Rental car is right for travel
Patriotism is building all across America. Families looking to rekindle their national pride are taking to the road to rediscover our historic American landmarks.
There's never been a better time to take a road trip to discover the beauty and history available in less frequently visited sites. From the redwood forests to the Gulf Stream waters, American attractions provide a rich appreciation of our heritage.
Along U.S. Highways 101 and 199 in Northern California, for example, national and state parks house some of the world's tallest trees: old-growth coast redwoods. The park includes scenic drives, nearly 200 miles of walking and hiking trails, redwood groves, rivers and streams, Native American history and 37 miles of pristine Pacific coastline.
The Gulf Stream offers a different experience. Head to Alabama's Gulf Coast where you'll find 32 miles of sugar-white sand beaches, oatgrass-covered sand dunes, and sparkling blue-green water. There, you can explore the Gulf's historical, ecological, and outdoor activities or visit Fort Morgan perched at the entrance to Mobile Bay.
No matter what region is within driving distance, you can find fun and educational attractions to help you and your family rediscover American roots. Automobile lovers can motor on down to the Motor City to the Henry Ford Museum and Greenfield Village in nearby Dearborn, Mich., where the rich history of the automobile in America unfolds.
Visitors armed with a modern GPS navigation system like Avis Assist can see the cars we drove, the cars we wished we could drive, and the diners, motels, and drive-in movies that we stopped in along the way.
Those interested in African American history can visit many historic places along the "Underground Railroad" that convey the courageous and inspiring stories of African Americans' journey to freedom. Load the kids up in a Ford minivan from Budget Rent A Car and create your own travel itinerary from the growing number of public and private sites listed with The National Register of Historic Places, such as the Harriet Tubman Home located on 26 acres of land in Auburn, N.Y., or the John Brown Farm and Gravesite in Lake Placid, N.Y., or even the Levi Coffin House in Fountain City, Ind.

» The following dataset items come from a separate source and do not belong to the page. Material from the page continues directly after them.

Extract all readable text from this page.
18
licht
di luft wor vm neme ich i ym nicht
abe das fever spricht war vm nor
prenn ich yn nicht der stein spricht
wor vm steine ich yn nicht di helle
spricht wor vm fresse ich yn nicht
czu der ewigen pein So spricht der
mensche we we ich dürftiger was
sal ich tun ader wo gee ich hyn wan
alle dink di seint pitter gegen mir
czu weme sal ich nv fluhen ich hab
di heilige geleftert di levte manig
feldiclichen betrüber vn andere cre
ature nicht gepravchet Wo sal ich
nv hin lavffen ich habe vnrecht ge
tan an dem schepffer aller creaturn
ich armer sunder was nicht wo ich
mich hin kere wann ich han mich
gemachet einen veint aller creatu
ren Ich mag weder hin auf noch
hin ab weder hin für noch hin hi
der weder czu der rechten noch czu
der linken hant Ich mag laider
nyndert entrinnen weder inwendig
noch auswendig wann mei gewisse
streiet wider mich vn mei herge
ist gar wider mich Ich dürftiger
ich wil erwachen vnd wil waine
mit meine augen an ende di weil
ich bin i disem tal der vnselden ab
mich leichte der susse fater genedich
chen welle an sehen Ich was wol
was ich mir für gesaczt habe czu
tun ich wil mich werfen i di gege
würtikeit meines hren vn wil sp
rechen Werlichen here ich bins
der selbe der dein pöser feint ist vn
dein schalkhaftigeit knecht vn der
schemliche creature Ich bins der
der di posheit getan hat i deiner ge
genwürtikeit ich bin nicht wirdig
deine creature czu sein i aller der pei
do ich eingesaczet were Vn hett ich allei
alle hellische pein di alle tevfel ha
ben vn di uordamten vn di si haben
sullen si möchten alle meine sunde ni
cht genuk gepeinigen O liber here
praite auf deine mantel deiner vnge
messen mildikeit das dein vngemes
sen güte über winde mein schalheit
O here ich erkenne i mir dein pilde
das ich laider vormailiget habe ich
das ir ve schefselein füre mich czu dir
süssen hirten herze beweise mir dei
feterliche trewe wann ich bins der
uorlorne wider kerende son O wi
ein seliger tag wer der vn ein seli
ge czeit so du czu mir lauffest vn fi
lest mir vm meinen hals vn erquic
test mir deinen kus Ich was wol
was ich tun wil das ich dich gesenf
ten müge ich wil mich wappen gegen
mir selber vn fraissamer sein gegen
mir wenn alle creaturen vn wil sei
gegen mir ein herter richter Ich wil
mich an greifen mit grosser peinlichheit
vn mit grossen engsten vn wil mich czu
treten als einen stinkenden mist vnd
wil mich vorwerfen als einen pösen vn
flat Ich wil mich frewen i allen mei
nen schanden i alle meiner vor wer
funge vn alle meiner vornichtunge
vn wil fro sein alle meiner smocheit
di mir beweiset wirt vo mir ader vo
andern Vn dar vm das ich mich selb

"There's no time like the present to pack up the family and head for the open road," says Ted Deutsch, spokesman for the Cendant Car Rental Group. "We are seeing demand for SUVs and minivans increasing as more families seek comfortable alternatives to the more traditional ways of discovering our American heritage."

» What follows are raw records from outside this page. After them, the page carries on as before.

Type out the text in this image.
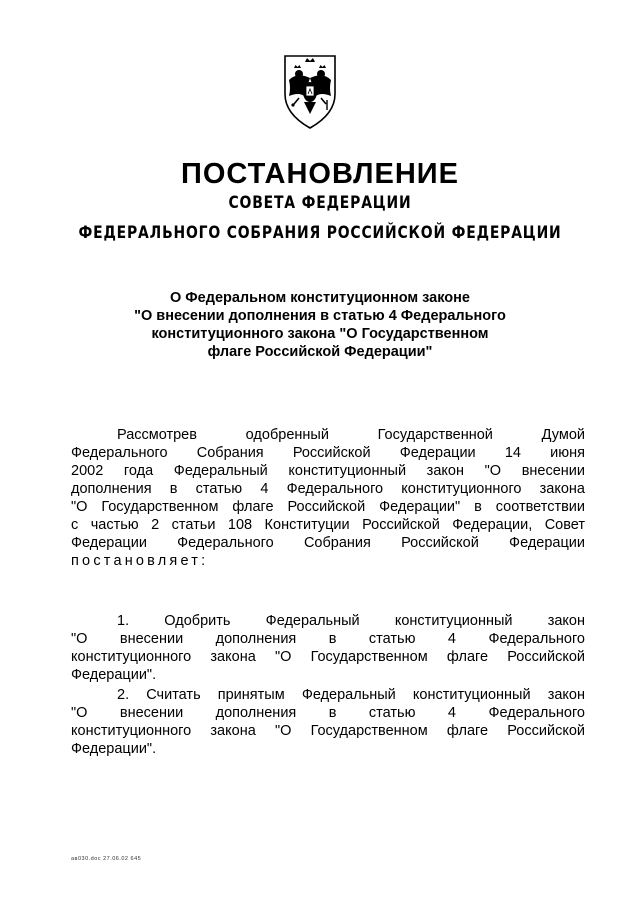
ПОСТАНОВЛЕНИЕ
СОВЕТА ФЕДЕРАЦИИ
ФЕДЕРАЛЬНОГО СОБРАНИЯ РОССИЙСКОЙ ФЕДЕРАЦИИ
О Федеральном конституционном законе
"О внесении дополнения в статью 4 Федерального
конституционного закона "О Государственном
флаге Российской Федерации"
Рассмотрев одобренный Государственной Думой
Федерального Собрания Российской Федерации 14 июня
2002 года Федеральный конституционный закон "О внесении
дополнения в статью 4 Федерального конституционного закона
"О Государственном флаге Российской Федерации" в соответствии
с частью 2 статьи 108 Конституции Российской Федерации, Совет
Федерации Федерального Собрания Российской Федерации
постановляет:
1. Одобрить Федеральный конституционный закон
"О внесении дополнения в статью 4 Федерального
конституционного закона "О Государственном флаге Российской
Федерации".
2. Считать принятым Федеральный конституционный закон
"О внесении дополнения в статью 4 Федерального
конституционного закона "О Государственном флаге Российской
Федерации".
ав030.doc 27.06.02 645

Sometimes the journey is as important as the destination. For nearly half a century, Route 66 was the chief commercial highway and main tourist artery to the West Coast. Though its glory days are now faded, you can still get your kicks on Route 66 in western Arizona and in eastern California. Starting from Seligman, Ariz., a 100-mile stretch of Route 66 curves through the Havasupai Indian Reservation to Kingman, Ariz.
Ninety miles west of Kingman, another 100-mile section of old 66 veers south through the Mojave Desert to the tiny community of Amboy, Calif. Our national anthem will be even more meaningful when you trace its history on a visit to Baltimore, Md. When Francis Scott Key saw the American flag flying over Fort McHenry during the British invasion of the port of Baltimore in September 1814, he was inspired to write the "Star Spangled Banner."
You can see a replica of this flag at the Star-Spangled Banner Flag House in Baltimore or spend a day at Baltimore's Inner Harbor, one of America's oldest seaports.
Back in 1941, President Roosevelt's famous Four Freedoms Speech to Congress inspired the great American artist and illustrator, Norman Rockwell, to create the Four Freedoms paintings. Today these paintings, along with 570 other original paintings and drawings, are housed at the Norman Rockwell Museum in Stockbridge, Mass., just a 2½ hour ride from Boston or New York.
Wherever you go to celebrate our national heritage, be sure to buckle up and drive safely.